YARA
Rule-based malware analysis tool
From Wikipedia, the free encyclopedia
YARA is a tool primarily used in malware research and detection.
| YARA | |
|---|---|
| Designed by | Victor Alvarez |
| First appeared | 2013 |
| Stable release | |
| Filename extensions | .yara |
| Website | virustotal |
It provides a rule-based approach to create descriptions of malware families based on regular expression, textual or binary patterns. A description is essentially a YARA rule name, where these rules consist of sets of strings and a Boolean expression.[2]
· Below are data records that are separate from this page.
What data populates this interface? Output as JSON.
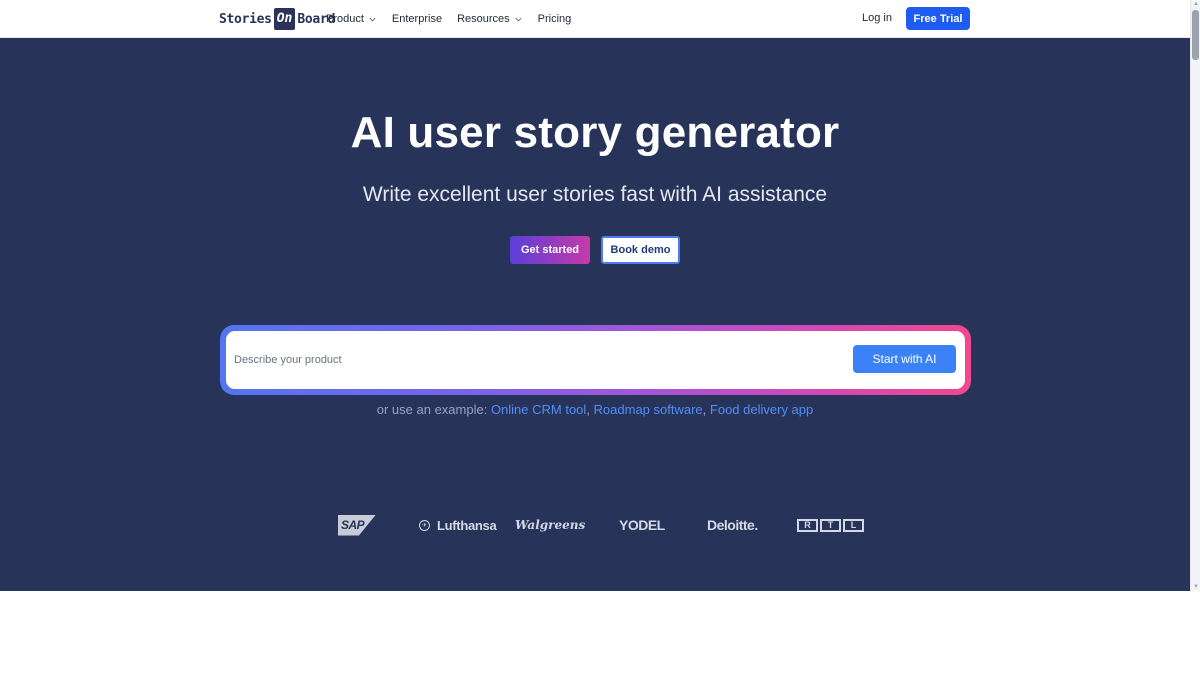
{
  "header": {
    "logo": {
      "part1": "Stories",
      "part2": "On",
      "part3": "Board"
    },
    "nav": [
      {
        "label": "Product",
        "has_dropdown": true
      },
      {
        "label": "Enterprise",
        "has_dropdown": false
      },
      {
        "label": "Resources",
        "has_dropdown": true
      },
      {
        "label": "Pricing",
        "has_dropdown": false
      }
    ],
    "login_label": "Log in",
    "trial_label": "Free Trial"
  },
  "hero": {
    "title": "AI user story generator",
    "subtitle": "Write excellent user stories fast with AI assistance",
    "get_started_label": "Get started",
    "book_demo_label": "Book demo",
    "ai_input": {
      "placeholder": "Describe your product",
      "value": ""
    },
    "ai_button_label": "Start with AI",
    "examples_prefix": "or use an example: ",
    "examples": [
      "Online CRM tool",
      "Roadmap software",
      "Food delivery app"
    ],
    "examples_sep": ", "
  },
  "logos": {
    "sap": "SAP",
    "lufthansa": "Lufthansa",
    "walgreens": "Walgreens",
    "yodel": "YODEL",
    "deloitte": "Deloitte.",
    "rtl": [
      "R",
      "T",
      "L"
    ]
  },
  "colors": {
    "hero_bg": "#28335a",
    "primary": "#1e5bf0",
    "ai_button": "#3b82f6",
    "link": "#4f8ef7",
    "gradient_start": "#5475f0",
    "gradient_end": "#f0488e"
  },
  "icons": {
    "chevron": "chevron-down-icon",
    "lufthansa_crane": "crane-icon"
  }
}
Analysts write YARA rules to capture the DNA of malware families, persistent elements like code fragments, configuration strings, and structural patterns expressed as text, hex sequences, or regex with Boolean logic. This signature-based detection survives file mutations that defeat hash matching, enabling identification of variants and related samples across large datasets[3].
History
YARA was originally developed by Victor Alvarez of VirusTotal and released on GitHub in 2013.[4] The name is an abbreviation of YARA: Another Recursive Acronym or Yet Another Ridiculous Acronym.[5] In 2024, Alvarez announced that YARA would be superseded by a rewrite called YARA-X, written in Rust.[6] A first stable version of YARA-X was released in June 2025, marking the passage of the original YARA into maintenance mode.[7]